Jan. 6 panel's final report will tackle foreign exploitation of Trump election lies
The section on overseas efforts to influence 2020 balloting is one of four appendices to the massive Capitol riot select committee report, expected later Wednesday.
The Jan. 6 select committee’s final report will include analysis of foreign adversaries' attempts to capitalize on Donald Trump’s election disinformation, according to a person familiar with the investigation's long-awaited culmination that's set for release later Wednesday.
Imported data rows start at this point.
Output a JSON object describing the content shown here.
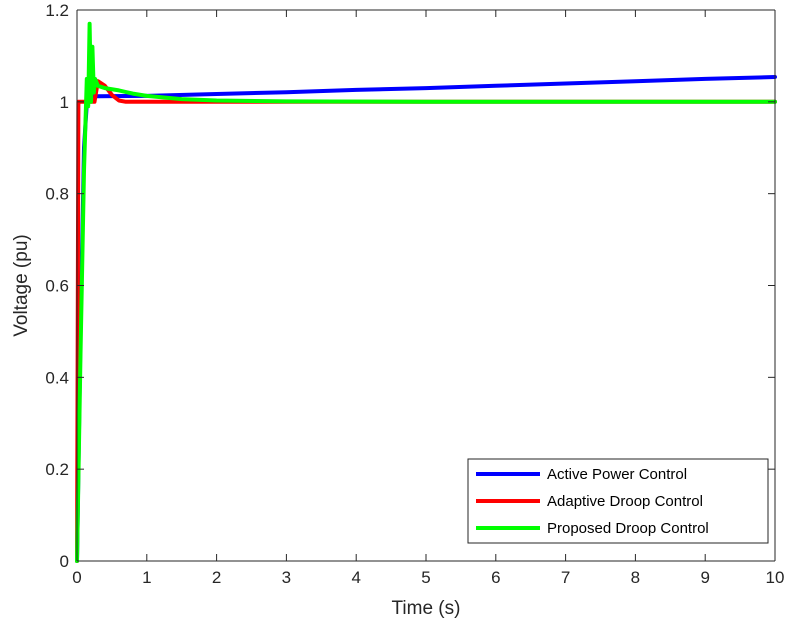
{
  "chart_data": {
    "type": "line",
    "title": "",
    "xlabel": "Time (s)",
    "ylabel": "Voltage (pu)",
    "xlim": [
      0,
      10
    ],
    "ylim": [
      0,
      1.2
    ],
    "xticks": [
      0,
      1,
      2,
      3,
      4,
      5,
      6,
      7,
      8,
      9,
      10
    ],
    "yticks": [
      0,
      0.2,
      0.4,
      0.6,
      0.8,
      1,
      1.2
    ],
    "xtick_labels": [
      "0",
      "1",
      "2",
      "3",
      "4",
      "5",
      "6",
      "7",
      "8",
      "9",
      "10"
    ],
    "ytick_labels": [
      "0",
      "0.2",
      "0.4",
      "0.6",
      "0.8",
      "1",
      "1.2"
    ],
    "grid": false,
    "legend_position": "bottom-right",
    "series": [
      {
        "name": "Active Power Control",
        "color": "#0000ff",
        "x": [
          0,
          0.05,
          0.1,
          0.15,
          0.2,
          0.25,
          0.3,
          1,
          2,
          3,
          4,
          5,
          6,
          7,
          8,
          9,
          10
        ],
        "y": [
          0,
          0.5,
          0.9,
          1.02,
          1.015,
          1.012,
          1.012,
          1.013,
          1.017,
          1.021,
          1.026,
          1.03,
          1.035,
          1.04,
          1.045,
          1.05,
          1.054
        ]
      },
      {
        "name": "Adaptive Droop Control",
        "color": "#ff0000",
        "x": [
          0,
          0.01,
          0.02,
          0.03,
          0.05,
          0.1,
          0.15,
          0.2,
          0.25,
          0.3,
          0.4,
          0.5,
          0.6,
          0.7,
          1,
          2,
          5,
          10
        ],
        "y": [
          0,
          0.5,
          1.0,
          1.0,
          1.0,
          1.0,
          1.0,
          1.0,
          1.0,
          1.045,
          1.035,
          1.015,
          1.003,
          1.0,
          1.0,
          1.0,
          1.0,
          1.0
        ]
      },
      {
        "name": "Proposed Droop Control",
        "color": "#00ff00",
        "x": [
          0,
          0.05,
          0.1,
          0.14,
          0.16,
          0.18,
          0.2,
          0.22,
          0.24,
          0.26,
          0.3,
          0.4,
          0.6,
          0.8,
          1,
          1.5,
          2,
          3,
          5,
          10
        ],
        "y": [
          0,
          0.45,
          0.85,
          1.05,
          0.99,
          1.17,
          1.0,
          1.12,
          1.02,
          1.05,
          1.035,
          1.03,
          1.025,
          1.018,
          1.013,
          1.006,
          1.003,
          1.001,
          1.0,
          1.0
        ]
      }
    ]
  }
}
The foreign influence section will appear as one of four appendices to the final report’s eight chapters. The first two appendices are focused on Capitol security and the slow mobilization of the National Guard to respond to the Jan. 6 riot by Trump supporters intent on disrupting the certification of his loss to Joe Biden.
The third appendix covers the work of the select committee's so-called “green team,” which scrutinized the money trail behind the “Stop the Steal” rally on the Ellipse that Trump headlined on Jan. 6, which quickly metastasized into a Capitol siege. Committee members have raised the prospect of potential campaign finance violations related to the pre-riot rally.
The full report is expected to surpass 800 pages in length, cataloging Trump’s multi-front bid to subvert the 2020 election and prevent Biden from taking office. When those plans failed, the select committee has outlined, Trump exhorted his supporters to descend on Washington and pointed an angry crowd to the Capitol, where outnumbered and under-prepared police officers were quickly overwhelmed by the violent mob.
The select committee has spent months unspooling portions of that story, alleging that Trump committed multiple crimes in his quest to corruptly seize a second term. But the committee's final report will put the definitive stamp on a year and a half of investigative work that successfully cracked elements of Trump’s inner circle as lawmakers pieced together the former president's scheme.
The report will also mark the select committee's effective passage of its investigative torch to federal prosecutors, who can continue their probe of Trump-backed election subversion outside of Congress’ limited timeline. The select committee has begun sharing much of its evidence with the Justice Department in response to a Dec. 5 letter from special counsel Jack Smith, who asked the panel for its full collection of evidence and witness transcripts.
A person familiar with the letter from DOJ, which was first reported by Punchbowl News, indicated that among the initial batch of transcripts shared by the panel were interviews with prominent Trump-linked lawyers — including former White House counsel Pat Cipollone, former Attorney General Bill Barr, Barr's successor Jeffrey Rosen, Rosen’s deputy Richard Donoghue and former Vice President Mike Pence’s chief legal counsel Greg Jacob.